Food Allergies in Schools
Did you know that food allergies affect 1 in 13 school-aged children? It's the most common trigger of anaphylaxis for this age group, too. There's been an 18% increase in food allergies among school age children in the last fifteen years. I taught school several years ago and back then I never had even one child with a food allergy. Not one. But, I know that is not the case today, and many parents and teachers are having to learn how to manage food allergies in schools.

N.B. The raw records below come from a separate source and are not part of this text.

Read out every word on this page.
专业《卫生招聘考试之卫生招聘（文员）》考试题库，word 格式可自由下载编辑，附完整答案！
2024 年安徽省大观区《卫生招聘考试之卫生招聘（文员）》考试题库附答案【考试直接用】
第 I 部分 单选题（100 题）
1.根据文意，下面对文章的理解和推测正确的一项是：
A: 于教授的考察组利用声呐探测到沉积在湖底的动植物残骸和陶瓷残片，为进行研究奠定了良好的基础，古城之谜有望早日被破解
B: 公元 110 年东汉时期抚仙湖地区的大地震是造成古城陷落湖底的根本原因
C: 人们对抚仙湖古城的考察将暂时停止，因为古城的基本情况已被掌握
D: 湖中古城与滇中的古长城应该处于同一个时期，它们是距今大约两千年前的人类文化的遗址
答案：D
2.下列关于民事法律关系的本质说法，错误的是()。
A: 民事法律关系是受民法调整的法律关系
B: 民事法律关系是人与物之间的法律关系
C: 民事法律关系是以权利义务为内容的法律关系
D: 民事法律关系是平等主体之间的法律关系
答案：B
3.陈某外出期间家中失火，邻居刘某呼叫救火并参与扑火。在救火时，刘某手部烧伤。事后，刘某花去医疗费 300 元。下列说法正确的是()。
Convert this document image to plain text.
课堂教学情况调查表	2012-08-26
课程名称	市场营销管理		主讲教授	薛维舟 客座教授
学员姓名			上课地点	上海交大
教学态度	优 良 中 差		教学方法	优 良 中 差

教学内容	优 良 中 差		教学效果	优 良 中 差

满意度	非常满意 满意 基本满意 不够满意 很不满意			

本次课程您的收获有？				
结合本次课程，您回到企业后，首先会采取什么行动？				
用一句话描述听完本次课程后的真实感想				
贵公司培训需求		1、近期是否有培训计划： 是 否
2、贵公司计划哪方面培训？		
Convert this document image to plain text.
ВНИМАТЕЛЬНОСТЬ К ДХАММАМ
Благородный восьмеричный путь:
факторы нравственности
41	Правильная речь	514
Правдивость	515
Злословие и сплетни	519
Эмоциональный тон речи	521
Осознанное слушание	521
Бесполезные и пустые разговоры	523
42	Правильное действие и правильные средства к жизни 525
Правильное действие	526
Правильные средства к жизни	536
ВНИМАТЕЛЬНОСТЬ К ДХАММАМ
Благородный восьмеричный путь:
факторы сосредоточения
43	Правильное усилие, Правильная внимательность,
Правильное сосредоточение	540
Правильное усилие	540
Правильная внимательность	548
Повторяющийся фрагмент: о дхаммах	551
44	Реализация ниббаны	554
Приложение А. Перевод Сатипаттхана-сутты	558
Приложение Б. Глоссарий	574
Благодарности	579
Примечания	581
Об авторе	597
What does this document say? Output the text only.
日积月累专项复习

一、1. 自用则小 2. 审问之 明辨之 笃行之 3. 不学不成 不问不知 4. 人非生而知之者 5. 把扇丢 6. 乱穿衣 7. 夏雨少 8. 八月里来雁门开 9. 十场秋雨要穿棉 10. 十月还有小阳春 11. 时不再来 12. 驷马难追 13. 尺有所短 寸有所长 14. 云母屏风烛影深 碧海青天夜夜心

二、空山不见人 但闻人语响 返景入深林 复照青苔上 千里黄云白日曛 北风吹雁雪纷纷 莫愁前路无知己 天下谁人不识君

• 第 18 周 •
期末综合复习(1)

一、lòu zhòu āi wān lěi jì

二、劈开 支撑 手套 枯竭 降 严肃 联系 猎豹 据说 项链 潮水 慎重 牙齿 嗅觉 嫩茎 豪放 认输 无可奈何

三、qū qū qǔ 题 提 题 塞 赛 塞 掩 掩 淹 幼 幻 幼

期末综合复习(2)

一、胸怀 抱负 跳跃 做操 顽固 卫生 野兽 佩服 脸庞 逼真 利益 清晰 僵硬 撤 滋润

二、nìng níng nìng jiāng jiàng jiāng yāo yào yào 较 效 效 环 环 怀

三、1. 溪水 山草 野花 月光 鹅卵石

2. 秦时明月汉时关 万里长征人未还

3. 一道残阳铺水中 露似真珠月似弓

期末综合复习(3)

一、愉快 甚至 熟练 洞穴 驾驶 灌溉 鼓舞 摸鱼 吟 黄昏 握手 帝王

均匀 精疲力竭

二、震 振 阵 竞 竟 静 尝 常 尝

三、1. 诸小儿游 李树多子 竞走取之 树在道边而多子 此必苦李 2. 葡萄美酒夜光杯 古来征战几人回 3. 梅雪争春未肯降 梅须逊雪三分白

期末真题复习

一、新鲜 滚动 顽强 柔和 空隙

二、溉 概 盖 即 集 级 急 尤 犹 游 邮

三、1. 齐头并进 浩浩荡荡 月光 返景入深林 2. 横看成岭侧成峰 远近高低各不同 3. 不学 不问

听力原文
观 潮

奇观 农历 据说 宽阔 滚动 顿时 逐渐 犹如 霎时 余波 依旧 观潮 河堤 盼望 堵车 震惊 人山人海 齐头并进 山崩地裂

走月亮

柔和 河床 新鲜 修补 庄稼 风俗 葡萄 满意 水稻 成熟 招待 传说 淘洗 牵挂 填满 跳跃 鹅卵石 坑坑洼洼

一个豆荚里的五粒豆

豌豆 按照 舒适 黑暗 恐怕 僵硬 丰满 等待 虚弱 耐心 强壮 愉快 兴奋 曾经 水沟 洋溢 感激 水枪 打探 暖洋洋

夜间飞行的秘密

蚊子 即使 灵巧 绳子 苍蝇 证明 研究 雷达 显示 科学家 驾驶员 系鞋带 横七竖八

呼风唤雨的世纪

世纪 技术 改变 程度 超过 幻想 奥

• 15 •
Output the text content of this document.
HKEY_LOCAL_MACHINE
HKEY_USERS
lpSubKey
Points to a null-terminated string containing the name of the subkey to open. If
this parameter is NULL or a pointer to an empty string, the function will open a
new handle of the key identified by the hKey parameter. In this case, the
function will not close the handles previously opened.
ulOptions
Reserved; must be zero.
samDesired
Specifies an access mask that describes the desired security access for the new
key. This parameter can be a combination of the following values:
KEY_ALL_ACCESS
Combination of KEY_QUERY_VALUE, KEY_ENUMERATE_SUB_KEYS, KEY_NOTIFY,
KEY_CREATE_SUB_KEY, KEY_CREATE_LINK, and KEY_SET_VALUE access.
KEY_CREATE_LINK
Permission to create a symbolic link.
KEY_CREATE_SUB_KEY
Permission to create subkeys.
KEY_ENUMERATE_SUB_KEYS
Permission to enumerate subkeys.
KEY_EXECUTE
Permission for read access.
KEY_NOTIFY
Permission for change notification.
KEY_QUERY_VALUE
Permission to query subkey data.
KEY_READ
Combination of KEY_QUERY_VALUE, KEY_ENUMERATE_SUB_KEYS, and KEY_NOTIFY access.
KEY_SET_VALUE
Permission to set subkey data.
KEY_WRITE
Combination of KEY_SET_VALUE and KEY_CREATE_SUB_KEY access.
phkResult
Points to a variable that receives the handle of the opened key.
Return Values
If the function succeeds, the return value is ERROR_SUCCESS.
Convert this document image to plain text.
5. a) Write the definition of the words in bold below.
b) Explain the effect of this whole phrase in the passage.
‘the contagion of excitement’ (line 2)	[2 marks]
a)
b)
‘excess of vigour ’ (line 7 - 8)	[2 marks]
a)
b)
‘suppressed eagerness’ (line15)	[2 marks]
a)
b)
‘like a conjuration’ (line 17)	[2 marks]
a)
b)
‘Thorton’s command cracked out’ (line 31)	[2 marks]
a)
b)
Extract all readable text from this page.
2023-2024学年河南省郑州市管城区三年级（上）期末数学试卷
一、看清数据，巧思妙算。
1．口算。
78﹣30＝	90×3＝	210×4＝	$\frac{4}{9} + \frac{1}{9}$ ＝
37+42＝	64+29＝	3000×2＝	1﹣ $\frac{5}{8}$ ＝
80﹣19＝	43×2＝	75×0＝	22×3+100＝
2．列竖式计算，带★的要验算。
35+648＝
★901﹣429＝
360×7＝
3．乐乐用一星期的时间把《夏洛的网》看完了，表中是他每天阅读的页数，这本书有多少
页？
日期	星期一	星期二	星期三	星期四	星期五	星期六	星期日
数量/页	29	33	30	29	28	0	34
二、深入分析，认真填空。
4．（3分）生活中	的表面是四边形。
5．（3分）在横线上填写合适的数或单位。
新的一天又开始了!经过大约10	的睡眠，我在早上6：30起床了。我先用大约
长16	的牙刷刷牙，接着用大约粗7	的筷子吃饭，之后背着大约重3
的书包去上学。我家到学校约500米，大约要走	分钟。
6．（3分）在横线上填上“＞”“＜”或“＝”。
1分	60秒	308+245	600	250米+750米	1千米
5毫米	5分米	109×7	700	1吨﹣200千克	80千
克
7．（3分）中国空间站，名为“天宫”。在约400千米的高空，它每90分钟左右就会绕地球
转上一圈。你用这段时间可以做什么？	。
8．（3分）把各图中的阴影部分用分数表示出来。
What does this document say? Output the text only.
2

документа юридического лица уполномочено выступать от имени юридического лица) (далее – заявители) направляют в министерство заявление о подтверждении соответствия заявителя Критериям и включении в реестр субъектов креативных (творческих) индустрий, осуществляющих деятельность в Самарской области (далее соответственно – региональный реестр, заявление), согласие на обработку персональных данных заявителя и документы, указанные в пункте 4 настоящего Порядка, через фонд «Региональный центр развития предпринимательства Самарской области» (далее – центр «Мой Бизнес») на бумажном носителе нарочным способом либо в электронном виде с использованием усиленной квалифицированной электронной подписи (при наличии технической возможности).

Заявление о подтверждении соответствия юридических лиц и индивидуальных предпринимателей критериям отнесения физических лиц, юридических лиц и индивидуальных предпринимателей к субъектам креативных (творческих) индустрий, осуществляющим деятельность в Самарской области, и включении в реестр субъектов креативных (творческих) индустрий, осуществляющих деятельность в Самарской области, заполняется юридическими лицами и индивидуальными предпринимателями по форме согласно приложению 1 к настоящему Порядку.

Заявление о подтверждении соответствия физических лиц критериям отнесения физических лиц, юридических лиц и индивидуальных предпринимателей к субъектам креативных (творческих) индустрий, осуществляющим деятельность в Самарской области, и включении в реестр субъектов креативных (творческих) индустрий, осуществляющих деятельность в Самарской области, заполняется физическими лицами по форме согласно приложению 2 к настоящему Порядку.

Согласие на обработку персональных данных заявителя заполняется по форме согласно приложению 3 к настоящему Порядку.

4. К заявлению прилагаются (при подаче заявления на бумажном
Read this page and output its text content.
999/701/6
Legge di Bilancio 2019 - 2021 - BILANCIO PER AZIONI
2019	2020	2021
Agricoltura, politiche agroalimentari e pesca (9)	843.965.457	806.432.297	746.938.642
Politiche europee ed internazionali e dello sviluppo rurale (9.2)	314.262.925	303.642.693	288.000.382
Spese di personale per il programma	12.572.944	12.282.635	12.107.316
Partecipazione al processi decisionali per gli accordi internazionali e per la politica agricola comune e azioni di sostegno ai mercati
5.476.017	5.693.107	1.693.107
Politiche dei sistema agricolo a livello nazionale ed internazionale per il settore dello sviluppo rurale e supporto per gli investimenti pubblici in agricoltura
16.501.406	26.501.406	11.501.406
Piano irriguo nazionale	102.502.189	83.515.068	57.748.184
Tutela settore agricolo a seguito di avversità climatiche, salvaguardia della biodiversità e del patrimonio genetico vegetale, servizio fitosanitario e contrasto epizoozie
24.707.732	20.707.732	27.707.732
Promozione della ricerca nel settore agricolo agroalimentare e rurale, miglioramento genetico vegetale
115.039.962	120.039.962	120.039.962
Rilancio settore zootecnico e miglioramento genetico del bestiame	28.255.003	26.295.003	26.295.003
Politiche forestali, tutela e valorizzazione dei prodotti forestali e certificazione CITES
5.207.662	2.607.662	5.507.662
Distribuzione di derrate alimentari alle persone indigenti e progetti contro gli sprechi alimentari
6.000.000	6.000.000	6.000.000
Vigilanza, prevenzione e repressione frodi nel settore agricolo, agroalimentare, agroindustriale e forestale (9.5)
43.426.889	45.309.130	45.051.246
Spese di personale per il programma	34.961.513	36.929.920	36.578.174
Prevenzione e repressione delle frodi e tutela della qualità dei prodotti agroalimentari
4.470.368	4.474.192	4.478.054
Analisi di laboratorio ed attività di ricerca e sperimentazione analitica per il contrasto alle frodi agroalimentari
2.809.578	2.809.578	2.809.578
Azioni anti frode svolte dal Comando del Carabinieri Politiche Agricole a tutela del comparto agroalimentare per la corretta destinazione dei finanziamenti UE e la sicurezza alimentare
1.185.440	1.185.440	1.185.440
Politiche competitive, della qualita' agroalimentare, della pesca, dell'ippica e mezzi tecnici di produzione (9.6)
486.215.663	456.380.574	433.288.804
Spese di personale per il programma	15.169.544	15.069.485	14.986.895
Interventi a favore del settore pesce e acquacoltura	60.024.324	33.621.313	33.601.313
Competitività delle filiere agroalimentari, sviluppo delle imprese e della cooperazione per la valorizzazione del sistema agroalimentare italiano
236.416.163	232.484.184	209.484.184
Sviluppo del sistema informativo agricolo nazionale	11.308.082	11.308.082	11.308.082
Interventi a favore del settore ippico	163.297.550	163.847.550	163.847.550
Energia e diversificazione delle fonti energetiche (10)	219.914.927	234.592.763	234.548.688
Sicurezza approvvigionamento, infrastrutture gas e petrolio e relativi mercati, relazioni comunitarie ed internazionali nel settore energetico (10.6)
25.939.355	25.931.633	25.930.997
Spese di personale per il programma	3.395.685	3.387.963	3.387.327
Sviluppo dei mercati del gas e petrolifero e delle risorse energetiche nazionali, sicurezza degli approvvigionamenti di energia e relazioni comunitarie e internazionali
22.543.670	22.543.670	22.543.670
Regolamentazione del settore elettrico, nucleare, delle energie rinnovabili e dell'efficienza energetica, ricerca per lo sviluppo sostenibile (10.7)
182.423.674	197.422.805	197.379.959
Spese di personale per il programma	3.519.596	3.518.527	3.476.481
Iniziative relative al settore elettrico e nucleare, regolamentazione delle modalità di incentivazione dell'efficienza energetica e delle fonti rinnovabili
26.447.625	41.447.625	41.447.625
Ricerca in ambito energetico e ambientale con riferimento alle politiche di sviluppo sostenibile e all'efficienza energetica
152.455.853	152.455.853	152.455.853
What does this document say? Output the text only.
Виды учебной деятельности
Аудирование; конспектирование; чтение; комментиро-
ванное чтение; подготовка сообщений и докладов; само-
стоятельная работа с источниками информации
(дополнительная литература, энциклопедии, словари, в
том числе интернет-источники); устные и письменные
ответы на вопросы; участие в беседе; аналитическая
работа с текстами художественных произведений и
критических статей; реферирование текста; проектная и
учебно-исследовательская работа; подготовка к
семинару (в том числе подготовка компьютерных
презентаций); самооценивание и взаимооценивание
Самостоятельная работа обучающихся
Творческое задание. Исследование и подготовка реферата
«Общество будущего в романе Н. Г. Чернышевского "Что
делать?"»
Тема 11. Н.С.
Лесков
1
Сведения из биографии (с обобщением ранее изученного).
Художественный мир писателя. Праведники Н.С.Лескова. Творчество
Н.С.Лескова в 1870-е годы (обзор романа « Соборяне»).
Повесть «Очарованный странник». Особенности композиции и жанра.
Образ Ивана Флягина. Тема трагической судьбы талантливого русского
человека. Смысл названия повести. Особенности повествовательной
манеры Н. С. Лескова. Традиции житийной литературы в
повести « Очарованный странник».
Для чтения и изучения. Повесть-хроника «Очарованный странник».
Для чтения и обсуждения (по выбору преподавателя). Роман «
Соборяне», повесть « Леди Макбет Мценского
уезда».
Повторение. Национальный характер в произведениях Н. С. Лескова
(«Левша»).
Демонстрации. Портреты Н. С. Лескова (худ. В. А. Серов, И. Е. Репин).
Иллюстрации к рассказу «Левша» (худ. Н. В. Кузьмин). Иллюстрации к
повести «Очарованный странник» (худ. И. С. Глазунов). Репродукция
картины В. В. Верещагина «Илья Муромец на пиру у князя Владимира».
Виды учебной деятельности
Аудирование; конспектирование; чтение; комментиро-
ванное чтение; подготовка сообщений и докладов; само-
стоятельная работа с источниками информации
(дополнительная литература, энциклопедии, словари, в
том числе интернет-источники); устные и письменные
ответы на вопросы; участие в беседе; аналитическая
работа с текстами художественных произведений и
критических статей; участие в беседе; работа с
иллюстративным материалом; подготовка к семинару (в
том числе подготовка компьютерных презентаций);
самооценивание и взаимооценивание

But the question that must go through every parent's mind is how do you reduce the risk of ingestion of food allergens while in school?And also, what procedures and strategies are in place to recognize and treat allergic reactions and anaphylaxis?
Notifying the School
If your child has a potentially life-threatening food allergy, you'll need to notify the school. You'll want to let the school know foods your child must avoid, and also any possible substitutions. You can provide them with a written emergency plan or what is often referred to as a "food-allergy action plan". There are many versions of this form and I'll reference a few here:
Food-Allergy Action Plan - from Food Allergy Research & Education (scroll all the way down if viewing on an iPad)
Food-Allergy Action Plan - Douglass Childcare
Authorization of Treatment - Food Allergy Research
Nursing Protocol - Management of Food Allergies: School Treatment
If none of these forms adequately meet your and your child's needs, search with the keywords "food-allergy action plan" for more suitable options. Unfortunately, at this point in time, there isn't a universal form.